Powered By Blogger

środa, 4 stycznia 2012

Niechciane dzieci

Wczoraj wieczorem po przyjściu z pracy na tvp2 był film dokumentalny, który o dziwo oglądał mój małżonek. Kiedy weszłam usłyszałam jak bohater filmu mówi że był dzieckiem niechcianym i wszystkie problemy w jego życiu łącznie z alkoholizmem są właśnie z tego powodu.Zaczęło mnie to zastanawiać bo chyba nikt nie prowadził badań tego typu w społeczeństwie jaki wpływ na przyszłe życie człowieka ma to że został powołany do życia przez tzw przypadek. Wiele osób nigdy nikomu nie przyzna się do tego że dzieci które posiada są dziećmi niechcianymi i chyba przez to takie badania nie byłyby wiarygodne. Po prostu kiedy przydaża się wpadka to często względy moralne, presja społeczna ,a także niezdolność finansowa na prze prowadzenie zabiegu aborcji sprawia, że na świecie pojawia się wiele dzieci których się nie chce. Ale tylko te które zostają porzucone wiedzą o tym, a czy te które zostają w rodzinie są naprawdę szczęśliwe, czy gdzieś w podświadomości nie siedzi jakaś zadra która w późniejszym życiu daje o sobie znać ?.

7 komentarzy:

  1. Tego zapewne nigdy nikt się nie dowie.

    OdpowiedzUsuń
  2. Dziecko niechciane? sam tytuł brzmi strasznie. jesli ktos ma świadomość, że był niechciany w chwili poczęcia to jest przykre, ale najgorsze, gdy to "niechcenie" przeniosło się na całe życie.

    OdpowiedzUsuń
  3. Otóż to.77atena ma rację. Moment poczęcia to jedno ale późniejsze wychowanie dziecka i obdarzanie go miłością lub nie,to osobna kwestia. Pozdrawiam Cię serdecznie

    OdpowiedzUsuń
  4. witaj, mysle, że każdy jeśli tylko o tym wie, zadre w sobie ma, bo ciężko w zyciu jest byc niechcianym,często przeklada sie to też na nasze relacje i reszte życia. pozdrawiam;)
    www.spoznionyzaplonwlasny.blog.onet.pl

    OdpowiedzUsuń
  5. Nigdy o tym nie myślałam w tych kategoriach... Moja mama miała nas pięć córek... I odkąd pamiętam, nie było mowy chciane nie chciane, Bozia dała i się przyjmowało. Dziś mama jest dumna z każdej z nas :) Choć pewnie są i takie domy, w których niechciane dziecko całe życie jest intruzem... Smutne to.
    Pozdrawiam i życzę spełnionego i zdrowego Nowego roku -kajtusiowa mama

    OdpowiedzUsuń
  6. Nie wiem czy badania i uzyskana wiedza statystyczna by cokolwiek pomogła. Byłyby to kolejne dane i nic ponad to. Pozdrawiam.

    OdpowiedzUsuń
  7. znam taką sytuację. alkoholiczka uwiodła żonatego mężczyznę, zniszczyła mu życie, urodziła dziecko, nie udało jej się złapać go na to dziecko, teraz dziecko ma 9,5 roku, matka sie nią nie interesuje, raz na rok sie odezwie i to wszystko, zniszczyła małej komunie przychodząc pijana do kościoła i robiąc awanturę, wcześniej wykrzyczała ojcu dziecka(przy dziecku) że nie jest jej ojcem, mała to słyszała, załamała się, wiele razy obiecywała się z nią zobaczyć, ale zawsze miała wymówki czemu jej nie ma.
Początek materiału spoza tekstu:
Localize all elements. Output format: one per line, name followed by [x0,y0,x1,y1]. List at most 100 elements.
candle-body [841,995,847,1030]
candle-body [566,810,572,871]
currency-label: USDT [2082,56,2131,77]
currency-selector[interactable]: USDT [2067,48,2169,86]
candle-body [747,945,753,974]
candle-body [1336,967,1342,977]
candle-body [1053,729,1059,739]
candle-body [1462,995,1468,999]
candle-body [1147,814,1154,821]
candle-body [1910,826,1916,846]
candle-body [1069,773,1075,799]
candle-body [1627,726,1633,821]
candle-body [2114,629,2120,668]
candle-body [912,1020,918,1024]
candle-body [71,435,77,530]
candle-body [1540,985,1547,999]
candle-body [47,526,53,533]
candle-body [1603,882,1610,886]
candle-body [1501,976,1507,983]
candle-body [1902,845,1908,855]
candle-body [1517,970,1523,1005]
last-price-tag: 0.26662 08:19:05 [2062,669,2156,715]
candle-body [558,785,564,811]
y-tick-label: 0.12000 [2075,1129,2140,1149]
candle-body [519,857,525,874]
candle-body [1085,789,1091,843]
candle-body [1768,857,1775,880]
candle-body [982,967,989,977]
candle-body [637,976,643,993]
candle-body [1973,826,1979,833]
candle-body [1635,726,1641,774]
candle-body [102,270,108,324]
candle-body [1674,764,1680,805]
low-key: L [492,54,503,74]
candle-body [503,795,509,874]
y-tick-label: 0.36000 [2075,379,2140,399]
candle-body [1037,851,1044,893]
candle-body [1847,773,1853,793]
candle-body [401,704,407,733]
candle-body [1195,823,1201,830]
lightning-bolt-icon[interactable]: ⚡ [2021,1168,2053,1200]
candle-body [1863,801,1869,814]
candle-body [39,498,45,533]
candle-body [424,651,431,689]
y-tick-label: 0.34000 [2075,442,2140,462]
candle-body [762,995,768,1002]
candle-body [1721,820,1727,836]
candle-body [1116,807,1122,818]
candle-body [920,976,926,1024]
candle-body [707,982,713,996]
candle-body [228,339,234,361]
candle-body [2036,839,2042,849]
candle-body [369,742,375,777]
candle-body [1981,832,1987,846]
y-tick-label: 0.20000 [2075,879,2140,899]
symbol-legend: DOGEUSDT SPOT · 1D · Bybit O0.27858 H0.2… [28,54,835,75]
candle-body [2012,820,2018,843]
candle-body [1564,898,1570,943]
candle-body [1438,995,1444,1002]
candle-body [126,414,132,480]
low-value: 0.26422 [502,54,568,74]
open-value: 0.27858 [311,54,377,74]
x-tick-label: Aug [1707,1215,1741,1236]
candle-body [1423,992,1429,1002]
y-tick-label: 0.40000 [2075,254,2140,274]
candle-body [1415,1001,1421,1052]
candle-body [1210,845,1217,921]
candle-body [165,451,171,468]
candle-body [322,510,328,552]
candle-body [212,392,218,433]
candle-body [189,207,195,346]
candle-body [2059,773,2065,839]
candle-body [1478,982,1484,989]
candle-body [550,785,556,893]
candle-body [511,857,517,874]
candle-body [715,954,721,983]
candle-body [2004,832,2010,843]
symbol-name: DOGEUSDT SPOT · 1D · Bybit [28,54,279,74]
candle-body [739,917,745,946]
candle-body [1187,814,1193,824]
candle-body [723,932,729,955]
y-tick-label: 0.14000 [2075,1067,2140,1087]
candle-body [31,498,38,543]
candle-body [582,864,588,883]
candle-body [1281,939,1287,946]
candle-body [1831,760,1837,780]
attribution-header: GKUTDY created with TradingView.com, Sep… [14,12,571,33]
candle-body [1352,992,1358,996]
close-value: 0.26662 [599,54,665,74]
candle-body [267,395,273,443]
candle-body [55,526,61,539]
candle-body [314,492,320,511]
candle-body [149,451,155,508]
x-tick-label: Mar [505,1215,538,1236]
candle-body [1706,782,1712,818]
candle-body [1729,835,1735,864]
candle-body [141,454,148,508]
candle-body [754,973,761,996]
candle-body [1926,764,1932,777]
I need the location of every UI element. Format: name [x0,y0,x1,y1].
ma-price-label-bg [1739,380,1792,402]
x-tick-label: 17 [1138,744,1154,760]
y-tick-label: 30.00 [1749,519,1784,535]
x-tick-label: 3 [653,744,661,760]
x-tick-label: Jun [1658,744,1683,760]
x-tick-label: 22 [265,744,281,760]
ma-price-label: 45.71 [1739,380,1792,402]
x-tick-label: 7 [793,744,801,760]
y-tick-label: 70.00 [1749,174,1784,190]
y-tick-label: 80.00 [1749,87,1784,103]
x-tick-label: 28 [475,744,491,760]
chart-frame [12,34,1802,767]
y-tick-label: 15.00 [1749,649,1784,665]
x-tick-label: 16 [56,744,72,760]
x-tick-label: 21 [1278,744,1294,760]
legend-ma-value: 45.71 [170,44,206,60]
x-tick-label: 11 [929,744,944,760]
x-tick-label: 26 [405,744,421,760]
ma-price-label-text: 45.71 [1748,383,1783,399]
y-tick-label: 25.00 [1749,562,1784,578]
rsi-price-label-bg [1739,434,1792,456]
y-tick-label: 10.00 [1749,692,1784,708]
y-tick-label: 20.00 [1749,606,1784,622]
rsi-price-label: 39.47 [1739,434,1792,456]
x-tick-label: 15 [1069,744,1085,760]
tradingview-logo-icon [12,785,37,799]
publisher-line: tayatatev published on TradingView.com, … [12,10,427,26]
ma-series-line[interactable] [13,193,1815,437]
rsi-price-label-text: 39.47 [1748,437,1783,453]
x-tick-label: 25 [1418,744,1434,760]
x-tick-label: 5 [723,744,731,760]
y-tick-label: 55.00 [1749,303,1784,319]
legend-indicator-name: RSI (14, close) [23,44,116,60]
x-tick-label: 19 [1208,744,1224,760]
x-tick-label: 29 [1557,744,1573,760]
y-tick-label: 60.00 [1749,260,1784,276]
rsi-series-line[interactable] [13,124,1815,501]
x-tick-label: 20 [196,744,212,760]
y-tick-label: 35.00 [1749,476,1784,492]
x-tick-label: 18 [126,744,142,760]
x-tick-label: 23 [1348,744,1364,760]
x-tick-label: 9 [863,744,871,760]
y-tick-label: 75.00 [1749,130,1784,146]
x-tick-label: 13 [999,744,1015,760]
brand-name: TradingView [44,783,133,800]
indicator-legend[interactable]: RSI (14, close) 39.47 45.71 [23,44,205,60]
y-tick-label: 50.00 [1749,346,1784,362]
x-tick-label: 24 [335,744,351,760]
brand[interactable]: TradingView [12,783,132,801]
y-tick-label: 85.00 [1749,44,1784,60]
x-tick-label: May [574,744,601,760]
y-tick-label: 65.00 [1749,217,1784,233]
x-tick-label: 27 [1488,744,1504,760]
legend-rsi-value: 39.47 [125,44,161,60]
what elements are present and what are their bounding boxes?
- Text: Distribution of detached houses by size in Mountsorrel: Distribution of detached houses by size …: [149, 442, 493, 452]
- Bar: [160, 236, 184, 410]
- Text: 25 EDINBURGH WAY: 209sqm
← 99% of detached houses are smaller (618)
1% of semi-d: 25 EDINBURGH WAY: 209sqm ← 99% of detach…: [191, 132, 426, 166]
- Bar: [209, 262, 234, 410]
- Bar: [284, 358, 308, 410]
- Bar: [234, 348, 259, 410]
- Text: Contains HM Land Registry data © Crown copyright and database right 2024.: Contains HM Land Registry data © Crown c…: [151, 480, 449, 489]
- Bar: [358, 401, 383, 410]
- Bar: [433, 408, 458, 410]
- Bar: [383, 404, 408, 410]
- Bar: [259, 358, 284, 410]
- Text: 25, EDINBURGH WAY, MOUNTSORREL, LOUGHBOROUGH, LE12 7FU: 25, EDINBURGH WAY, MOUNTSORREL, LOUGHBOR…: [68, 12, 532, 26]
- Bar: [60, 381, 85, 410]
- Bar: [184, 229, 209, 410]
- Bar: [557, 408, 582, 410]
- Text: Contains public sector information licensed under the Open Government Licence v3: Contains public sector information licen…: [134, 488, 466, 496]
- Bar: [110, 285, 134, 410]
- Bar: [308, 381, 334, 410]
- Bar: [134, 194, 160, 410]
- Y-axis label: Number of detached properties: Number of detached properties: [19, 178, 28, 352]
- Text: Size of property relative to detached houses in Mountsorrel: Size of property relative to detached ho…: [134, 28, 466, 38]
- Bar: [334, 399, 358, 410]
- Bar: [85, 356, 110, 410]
Dzickiem się nie interesuje, nie dzwoni, nic... jak można tak traktować własne dziecko...czy ona je wogóle kocha? matką jest Joanna Dz. z warszawy, jakbym wiedział gdzie mieszka to bym pojechał do niej i wygarnął co o niej myślę, od mojego dziecka wiem jak jej córka cierpi, to straszne!!!